Hyukjae menyalakan lampu kamarnya. Senyum lebarnya menghilang saat tak menemukan Donghae di dalamnya. Bukankah Donghae menunggunya? Ataukah Donghae meninggalkannya? Tapi mengapa? Apakah Donghae bosan menunggunya atau Donghae sedang ingin merayakan ulang tahunnya sendirian di jalanan sana? Tapi tak sampai sejam yang lalu Donghae di kamarnya kan?

Pertanyaan-pertanyaan Hyukjae ter-interupsi saat Hyukjae mendengar seseorang memanggilnya dari luar. Hyukjae cepat-cepat menaruh kotak itu diatas kasurnya dan bergegas mengintip lewat jendela.

Mata Hyukjae membulat. Ia melihat sekumpulan manusia bertubuh tegap membawa paksa seorang anak yang kira-kira berusia sama dengannya. Dan Hyukjae tau, siapa lagi anak itu kalau bukan Donghae? Hanya Donghae-lah yang memiliki suara khas seperti itu. Hanya Donghae-lah orang yang memiliki fisik seperti itu. Hanya Donghae-lah yang ia tutupi matanya dengan kain hitam itu.
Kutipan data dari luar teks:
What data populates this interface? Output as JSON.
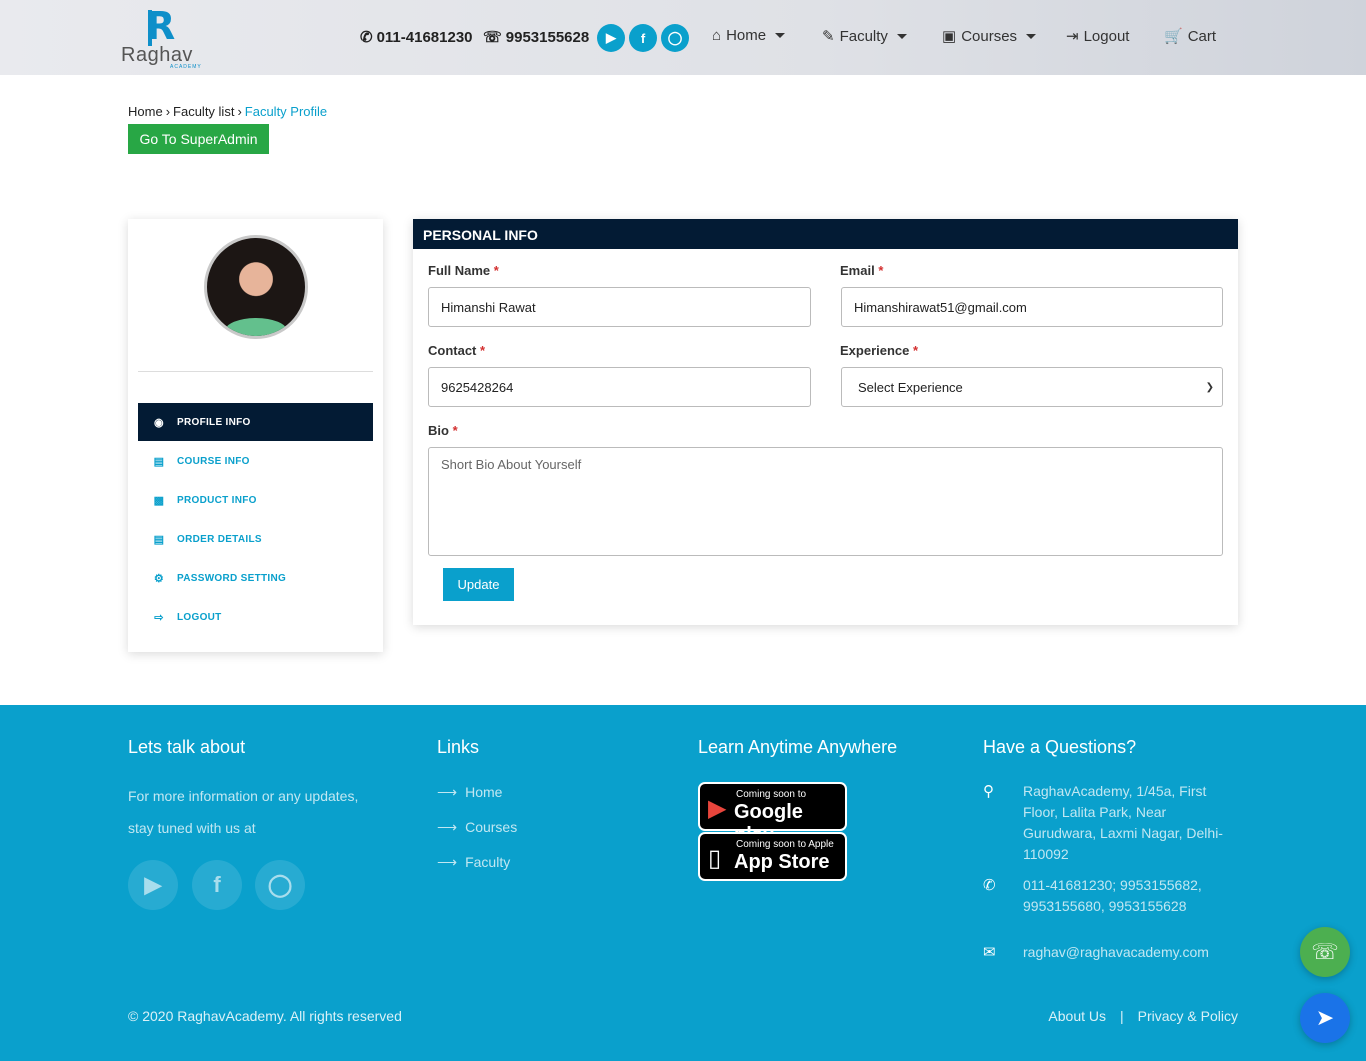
{
  "header": {
    "logo_text": "Raghav",
    "logo_sub": "ACADEMY",
    "phone": "011-41681230",
    "whatsapp": "9953155628",
    "social": [
      "youtube-icon",
      "facebook-icon",
      "instagram-icon"
    ],
    "nav": {
      "home": "Home",
      "faculty": "Faculty",
      "courses": "Courses",
      "logout": "Logout",
      "cart": "Cart"
    }
  },
  "breadcrumb": {
    "home": "Home",
    "faculty_list": "Faculty list",
    "current": "Faculty Profile"
  },
  "superadmin_button": "Go To SuperAdmin",
  "sidebar": {
    "items": [
      {
        "label": "PROFILE INFO",
        "icon": "user-circle-icon",
        "active": true
      },
      {
        "label": "COURSE INFO",
        "icon": "document-icon",
        "active": false
      },
      {
        "label": "PRODUCT INFO",
        "icon": "book-icon",
        "active": false
      },
      {
        "label": "ORDER DETAILS",
        "icon": "document-icon",
        "active": false
      },
      {
        "label": "PASSWORD SETTING",
        "icon": "gear-icon",
        "active": false
      },
      {
        "label": "LOGOUT",
        "icon": "sign-out-icon",
        "active": false
      }
    ]
  },
  "form": {
    "title": "PERSONAL INFO",
    "full_name": {
      "label": "Full Name",
      "value": "Himanshi Rawat"
    },
    "email": {
      "label": "Email",
      "value": "Himanshirawat51@gmail.com"
    },
    "contact": {
      "label": "Contact",
      "value": "9625428264"
    },
    "experience": {
      "label": "Experience",
      "value": "Select Experience"
    },
    "bio": {
      "label": "Bio",
      "placeholder": "Short Bio About Yourself"
    },
    "required_mark": "*",
    "update_button": "Update"
  },
  "footer": {
    "col1": {
      "title": "Lets talk about",
      "line1": "For more information or any updates,",
      "line2": "stay tuned with us at"
    },
    "col2": {
      "title": "Links",
      "links": [
        "Home",
        "Courses",
        "Faculty"
      ]
    },
    "col3": {
      "title": "Learn Anytime Anywhere",
      "google": {
        "small": "Coming soon to",
        "big": "Google play"
      },
      "apple": {
        "small": "Coming soon to Apple",
        "big": "App Store"
      }
    },
    "col4": {
      "title": "Have a Questions?",
      "address": "RaghavAcademy, 1/45a, First Floor, Lalita Park, Near Gurudwara, Laxmi Nagar, Delhi-110092",
      "phones": "011-41681230; 9953155682, 9953155680, 9953155628",
      "email": "raghav@raghavacademy.com"
    },
    "copyright": "© 2020 RaghavAcademy. All rights reserved",
    "about": "About Us",
    "separator": "|",
    "privacy": "Privacy & Policy"
  },
  "colors": {
    "accent": "#0aa0cc",
    "navy": "#031b34",
    "green": "#28a745"
  }
}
Tak mungkin ada kan orang yang menutup matanya di tengah gelapnya malam ini dengan kain hitam?

Hyukjae melompat dari jendela kamarnya dan keluar melalui pintu samping rumah. Ia berlari mengejar sekumpulan manusia yang semakin lama semakin tak terjangmau pandangan itu. Hyukjae hanya bisa berharap tidak akan terjadi sesuatu yang buruk.

"Hyuk! Kau dimana? Aku mau dibawa kemana?"

Donghae terus berteriak. Tak ada yang menghiraukannya. Orang-orang asing itu terus menarik paksa tubuhnya entah kemana. Apakah ini merupakan salah satu kejutan Hyukjae? Tapi apa perlu tangannya juga diikat?

"Hyuk! Jangan bercanda! Kau dimana?!"

Lagi-lagi teriakan itulah yang memecah keheningan malam. Donghae menangis. Ia takut. Ia takut ketika merasakan bau air saat orang-orang itu berhenti menariknya.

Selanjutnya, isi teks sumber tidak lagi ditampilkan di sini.